The previous discussion about rejecting interior checks for the whole view can be applied with perturbation too, but some magic numbers need to be calculated at high precision before rounding to low precision, namely the special points (vertices and cusps): $X + \frac{5}{4}, X + 1, X + \frac{3}{4}, X + \frac{1}{8}, X - \frac{1}{4}, X - \frac{3}{8}$ and $Y + \frac{1}{4}, Y - \frac{1}{4}, Y^2 - \frac{3}{64}, Y^2 - \frac{27}{64}$ the addends are all dyadic rationals so can be represented exactly in binary fixed point or floating point.

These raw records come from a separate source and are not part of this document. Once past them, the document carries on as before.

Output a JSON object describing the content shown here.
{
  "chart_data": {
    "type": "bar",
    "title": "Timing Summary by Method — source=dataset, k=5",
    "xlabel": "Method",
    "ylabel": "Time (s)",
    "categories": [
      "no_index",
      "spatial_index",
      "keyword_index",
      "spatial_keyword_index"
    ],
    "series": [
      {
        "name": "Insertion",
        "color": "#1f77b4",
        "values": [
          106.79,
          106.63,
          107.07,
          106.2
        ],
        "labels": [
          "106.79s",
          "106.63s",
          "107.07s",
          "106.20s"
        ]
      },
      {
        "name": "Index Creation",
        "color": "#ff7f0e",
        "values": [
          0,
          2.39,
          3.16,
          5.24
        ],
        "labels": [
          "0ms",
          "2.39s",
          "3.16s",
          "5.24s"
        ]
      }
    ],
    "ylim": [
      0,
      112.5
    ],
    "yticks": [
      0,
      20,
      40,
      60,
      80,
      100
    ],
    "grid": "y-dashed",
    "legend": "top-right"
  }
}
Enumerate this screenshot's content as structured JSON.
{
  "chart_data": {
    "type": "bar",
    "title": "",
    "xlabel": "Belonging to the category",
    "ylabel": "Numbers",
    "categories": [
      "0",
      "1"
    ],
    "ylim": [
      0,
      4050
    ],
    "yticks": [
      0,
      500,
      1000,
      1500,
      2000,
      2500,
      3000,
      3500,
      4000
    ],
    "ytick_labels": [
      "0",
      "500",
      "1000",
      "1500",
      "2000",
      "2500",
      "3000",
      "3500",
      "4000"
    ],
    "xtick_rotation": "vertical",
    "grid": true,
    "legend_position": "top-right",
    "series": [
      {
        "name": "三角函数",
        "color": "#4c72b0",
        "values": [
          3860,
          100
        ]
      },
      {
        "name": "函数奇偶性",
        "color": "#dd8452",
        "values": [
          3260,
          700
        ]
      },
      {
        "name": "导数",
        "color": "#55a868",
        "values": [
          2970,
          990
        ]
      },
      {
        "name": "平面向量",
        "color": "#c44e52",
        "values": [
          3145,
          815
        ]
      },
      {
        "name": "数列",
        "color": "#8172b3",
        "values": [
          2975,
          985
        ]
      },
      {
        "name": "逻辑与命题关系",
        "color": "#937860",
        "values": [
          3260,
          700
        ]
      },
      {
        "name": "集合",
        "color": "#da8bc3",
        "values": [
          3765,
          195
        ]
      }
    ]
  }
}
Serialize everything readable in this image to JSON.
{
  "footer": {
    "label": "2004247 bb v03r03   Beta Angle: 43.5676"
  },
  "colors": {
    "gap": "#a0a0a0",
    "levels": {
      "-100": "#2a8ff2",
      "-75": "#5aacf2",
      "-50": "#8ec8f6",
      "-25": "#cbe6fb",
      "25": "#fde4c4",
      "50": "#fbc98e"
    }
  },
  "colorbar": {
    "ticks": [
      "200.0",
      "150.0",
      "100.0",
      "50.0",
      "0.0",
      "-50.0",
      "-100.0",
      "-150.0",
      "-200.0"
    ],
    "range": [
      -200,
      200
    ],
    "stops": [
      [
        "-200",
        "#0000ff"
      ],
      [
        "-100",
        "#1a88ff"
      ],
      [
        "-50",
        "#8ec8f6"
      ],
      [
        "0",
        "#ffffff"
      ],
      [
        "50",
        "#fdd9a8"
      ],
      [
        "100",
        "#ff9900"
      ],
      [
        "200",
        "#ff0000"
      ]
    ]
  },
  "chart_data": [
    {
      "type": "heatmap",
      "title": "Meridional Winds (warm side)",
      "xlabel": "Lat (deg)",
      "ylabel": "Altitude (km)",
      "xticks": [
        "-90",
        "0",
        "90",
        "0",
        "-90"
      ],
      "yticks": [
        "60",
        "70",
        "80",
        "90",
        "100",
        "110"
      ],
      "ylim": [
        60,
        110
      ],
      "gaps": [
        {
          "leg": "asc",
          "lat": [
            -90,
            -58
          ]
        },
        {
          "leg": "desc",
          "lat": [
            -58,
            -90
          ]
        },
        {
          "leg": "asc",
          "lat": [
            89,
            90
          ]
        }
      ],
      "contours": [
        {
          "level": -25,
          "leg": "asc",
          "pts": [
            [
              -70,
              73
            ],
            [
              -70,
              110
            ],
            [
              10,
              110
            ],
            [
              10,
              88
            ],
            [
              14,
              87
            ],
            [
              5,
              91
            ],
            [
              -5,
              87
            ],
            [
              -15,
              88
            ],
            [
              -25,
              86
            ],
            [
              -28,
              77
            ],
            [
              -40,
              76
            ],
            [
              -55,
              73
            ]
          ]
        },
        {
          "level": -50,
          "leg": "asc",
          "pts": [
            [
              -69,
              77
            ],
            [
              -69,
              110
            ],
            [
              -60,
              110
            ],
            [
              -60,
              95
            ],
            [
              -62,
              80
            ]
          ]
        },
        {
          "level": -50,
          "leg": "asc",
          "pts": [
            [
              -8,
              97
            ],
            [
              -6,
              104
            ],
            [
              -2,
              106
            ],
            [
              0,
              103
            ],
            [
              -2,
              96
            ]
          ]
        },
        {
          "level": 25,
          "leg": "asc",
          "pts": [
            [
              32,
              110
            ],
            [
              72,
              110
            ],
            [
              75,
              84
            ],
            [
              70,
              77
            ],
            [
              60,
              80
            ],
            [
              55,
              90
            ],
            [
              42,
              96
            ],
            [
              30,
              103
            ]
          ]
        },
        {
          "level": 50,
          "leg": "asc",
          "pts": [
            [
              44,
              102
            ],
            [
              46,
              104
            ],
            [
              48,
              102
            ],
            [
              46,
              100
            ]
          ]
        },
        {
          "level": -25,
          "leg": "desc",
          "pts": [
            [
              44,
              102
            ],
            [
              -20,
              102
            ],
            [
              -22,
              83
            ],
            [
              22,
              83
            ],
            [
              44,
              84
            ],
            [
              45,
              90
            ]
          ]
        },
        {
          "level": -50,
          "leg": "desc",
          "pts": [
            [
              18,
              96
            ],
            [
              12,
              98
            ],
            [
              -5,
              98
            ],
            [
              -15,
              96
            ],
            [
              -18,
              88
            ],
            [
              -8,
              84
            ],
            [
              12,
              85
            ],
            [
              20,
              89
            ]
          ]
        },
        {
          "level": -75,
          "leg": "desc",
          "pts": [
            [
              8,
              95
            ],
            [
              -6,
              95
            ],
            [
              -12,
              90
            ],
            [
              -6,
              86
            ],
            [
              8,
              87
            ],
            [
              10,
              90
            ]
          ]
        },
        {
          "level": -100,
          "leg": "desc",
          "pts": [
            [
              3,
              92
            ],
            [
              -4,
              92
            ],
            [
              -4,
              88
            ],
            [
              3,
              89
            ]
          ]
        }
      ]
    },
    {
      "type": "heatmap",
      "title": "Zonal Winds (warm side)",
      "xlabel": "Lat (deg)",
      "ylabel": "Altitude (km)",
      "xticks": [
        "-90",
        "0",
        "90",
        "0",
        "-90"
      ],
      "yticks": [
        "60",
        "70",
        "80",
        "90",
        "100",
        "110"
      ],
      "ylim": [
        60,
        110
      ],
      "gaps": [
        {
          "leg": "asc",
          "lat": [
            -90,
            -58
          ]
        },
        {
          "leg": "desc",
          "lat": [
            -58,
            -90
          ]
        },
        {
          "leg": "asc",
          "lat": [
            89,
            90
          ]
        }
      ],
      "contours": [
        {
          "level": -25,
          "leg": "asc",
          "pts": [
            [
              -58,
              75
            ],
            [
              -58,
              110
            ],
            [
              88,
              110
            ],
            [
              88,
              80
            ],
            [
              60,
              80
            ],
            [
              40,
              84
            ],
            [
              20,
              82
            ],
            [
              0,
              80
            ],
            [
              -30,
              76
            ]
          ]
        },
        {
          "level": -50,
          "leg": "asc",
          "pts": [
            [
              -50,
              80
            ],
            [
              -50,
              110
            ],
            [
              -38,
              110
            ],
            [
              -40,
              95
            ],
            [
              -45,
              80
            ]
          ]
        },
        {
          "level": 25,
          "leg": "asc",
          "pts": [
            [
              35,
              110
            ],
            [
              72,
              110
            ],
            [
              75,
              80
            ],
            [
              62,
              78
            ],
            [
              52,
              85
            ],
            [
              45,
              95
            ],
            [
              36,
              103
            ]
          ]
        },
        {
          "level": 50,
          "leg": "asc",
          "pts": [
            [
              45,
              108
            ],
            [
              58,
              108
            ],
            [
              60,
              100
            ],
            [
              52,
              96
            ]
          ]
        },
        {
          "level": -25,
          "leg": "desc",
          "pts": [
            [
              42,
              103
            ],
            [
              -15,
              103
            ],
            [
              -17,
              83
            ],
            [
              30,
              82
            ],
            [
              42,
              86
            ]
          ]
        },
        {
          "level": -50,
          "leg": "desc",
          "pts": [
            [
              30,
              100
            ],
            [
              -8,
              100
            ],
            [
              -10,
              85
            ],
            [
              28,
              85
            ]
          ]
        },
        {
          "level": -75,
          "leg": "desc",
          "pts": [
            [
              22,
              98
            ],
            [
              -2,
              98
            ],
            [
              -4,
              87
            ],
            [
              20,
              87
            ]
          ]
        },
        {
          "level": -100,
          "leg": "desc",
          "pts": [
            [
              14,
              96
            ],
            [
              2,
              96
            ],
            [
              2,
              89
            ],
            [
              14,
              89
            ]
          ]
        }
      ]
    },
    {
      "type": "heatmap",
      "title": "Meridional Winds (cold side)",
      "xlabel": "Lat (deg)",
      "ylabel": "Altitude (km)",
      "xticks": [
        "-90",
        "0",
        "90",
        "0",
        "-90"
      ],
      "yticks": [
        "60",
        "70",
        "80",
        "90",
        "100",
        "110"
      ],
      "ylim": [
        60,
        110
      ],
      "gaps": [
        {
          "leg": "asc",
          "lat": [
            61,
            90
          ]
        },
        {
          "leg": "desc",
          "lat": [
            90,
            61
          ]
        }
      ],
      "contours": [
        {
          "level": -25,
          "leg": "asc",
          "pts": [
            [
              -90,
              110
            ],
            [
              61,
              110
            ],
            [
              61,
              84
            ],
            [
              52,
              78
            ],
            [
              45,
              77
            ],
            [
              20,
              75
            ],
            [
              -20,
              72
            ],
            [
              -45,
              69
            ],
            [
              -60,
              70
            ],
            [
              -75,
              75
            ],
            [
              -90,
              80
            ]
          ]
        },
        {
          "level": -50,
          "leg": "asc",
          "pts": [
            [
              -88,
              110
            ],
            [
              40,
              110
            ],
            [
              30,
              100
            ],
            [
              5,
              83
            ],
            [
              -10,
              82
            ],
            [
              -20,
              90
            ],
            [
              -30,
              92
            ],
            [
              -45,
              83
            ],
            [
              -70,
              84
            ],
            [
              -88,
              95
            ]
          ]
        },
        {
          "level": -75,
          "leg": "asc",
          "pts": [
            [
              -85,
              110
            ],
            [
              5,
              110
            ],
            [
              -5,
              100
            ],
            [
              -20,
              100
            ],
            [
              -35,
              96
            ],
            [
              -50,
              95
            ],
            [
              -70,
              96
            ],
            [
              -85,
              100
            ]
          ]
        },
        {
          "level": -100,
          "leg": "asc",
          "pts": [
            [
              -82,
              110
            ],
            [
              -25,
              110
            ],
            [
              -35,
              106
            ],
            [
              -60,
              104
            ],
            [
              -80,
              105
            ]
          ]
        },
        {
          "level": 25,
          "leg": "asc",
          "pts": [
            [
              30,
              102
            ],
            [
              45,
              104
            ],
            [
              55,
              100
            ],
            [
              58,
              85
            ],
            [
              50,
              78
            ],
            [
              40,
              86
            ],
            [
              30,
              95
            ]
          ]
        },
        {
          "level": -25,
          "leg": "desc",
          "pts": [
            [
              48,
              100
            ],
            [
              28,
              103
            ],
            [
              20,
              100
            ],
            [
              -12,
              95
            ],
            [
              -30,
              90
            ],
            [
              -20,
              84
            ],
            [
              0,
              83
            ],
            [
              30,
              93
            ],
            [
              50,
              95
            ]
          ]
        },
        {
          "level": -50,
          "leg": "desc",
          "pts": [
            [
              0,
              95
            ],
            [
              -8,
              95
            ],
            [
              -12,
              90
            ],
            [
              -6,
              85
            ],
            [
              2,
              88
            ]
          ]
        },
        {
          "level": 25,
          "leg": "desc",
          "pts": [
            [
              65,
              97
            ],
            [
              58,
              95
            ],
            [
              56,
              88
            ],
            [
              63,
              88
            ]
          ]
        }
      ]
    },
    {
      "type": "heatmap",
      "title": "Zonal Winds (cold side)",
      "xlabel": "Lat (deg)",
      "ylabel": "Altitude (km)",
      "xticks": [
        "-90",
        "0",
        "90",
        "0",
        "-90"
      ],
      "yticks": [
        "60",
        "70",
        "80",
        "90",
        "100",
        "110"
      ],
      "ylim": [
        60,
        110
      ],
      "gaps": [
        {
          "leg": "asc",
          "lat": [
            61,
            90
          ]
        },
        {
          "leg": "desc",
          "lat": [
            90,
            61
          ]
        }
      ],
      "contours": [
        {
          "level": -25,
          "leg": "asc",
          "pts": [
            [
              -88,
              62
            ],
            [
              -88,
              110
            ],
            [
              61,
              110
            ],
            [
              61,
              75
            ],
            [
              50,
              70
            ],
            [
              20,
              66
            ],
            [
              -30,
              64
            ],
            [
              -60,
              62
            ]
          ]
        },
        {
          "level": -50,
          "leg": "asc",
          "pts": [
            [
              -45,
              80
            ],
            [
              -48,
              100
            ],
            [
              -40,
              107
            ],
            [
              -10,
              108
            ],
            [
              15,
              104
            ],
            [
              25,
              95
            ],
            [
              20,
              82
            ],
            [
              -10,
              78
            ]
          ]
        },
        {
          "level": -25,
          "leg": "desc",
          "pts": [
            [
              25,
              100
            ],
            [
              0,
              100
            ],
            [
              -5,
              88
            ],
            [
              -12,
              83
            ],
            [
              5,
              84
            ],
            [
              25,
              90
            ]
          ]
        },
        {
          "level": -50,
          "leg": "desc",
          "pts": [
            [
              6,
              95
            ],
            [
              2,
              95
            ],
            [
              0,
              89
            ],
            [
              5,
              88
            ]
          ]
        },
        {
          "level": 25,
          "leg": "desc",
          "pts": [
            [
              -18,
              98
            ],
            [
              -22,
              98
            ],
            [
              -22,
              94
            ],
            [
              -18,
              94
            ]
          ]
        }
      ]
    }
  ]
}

### Parametric Curves and Distance Estimates

The circle and cardioid also have parametric forms. Here's the cardioid: $C_1(t) = \left(\frac{\sin(t)^2-(\cos(t)-1)^2+1}{4}, \frac{(\cos(t)-1)\sin(t)}{2}\right)$ If you could work out the distance to the nearest point of the curve, then all views with a smaller circumradius and same center would be 100% exterior (or 100% interior). For the cardioid, considering that the dot product of the tangent of the curve at the nearest point and the vector from the point to the nearest point of the curve must be zero (perpendicular), it means solving $(4\cos(t)-4\cos(2t))y+(4\sin(2t)-4\sin(t))x-\sin(t)=0$ which can be rearrange to a 9 or 10 degree polynomial in $$\tan(t)$$ using trigonometric identities. This is altogether a hard problem to solve, most practical is bisection of the trigonometric form on segments between by $$t = k\frac{\pi}{3}$$. Linear distance estimate using Taylor expansion gives a closed form $$d(x,y)$$, but it's not accurate, especially near the cusp. Quadratic Taylor expansion gives a high degree polynomial to solve. On the other hand, exact distance to a circle is easy.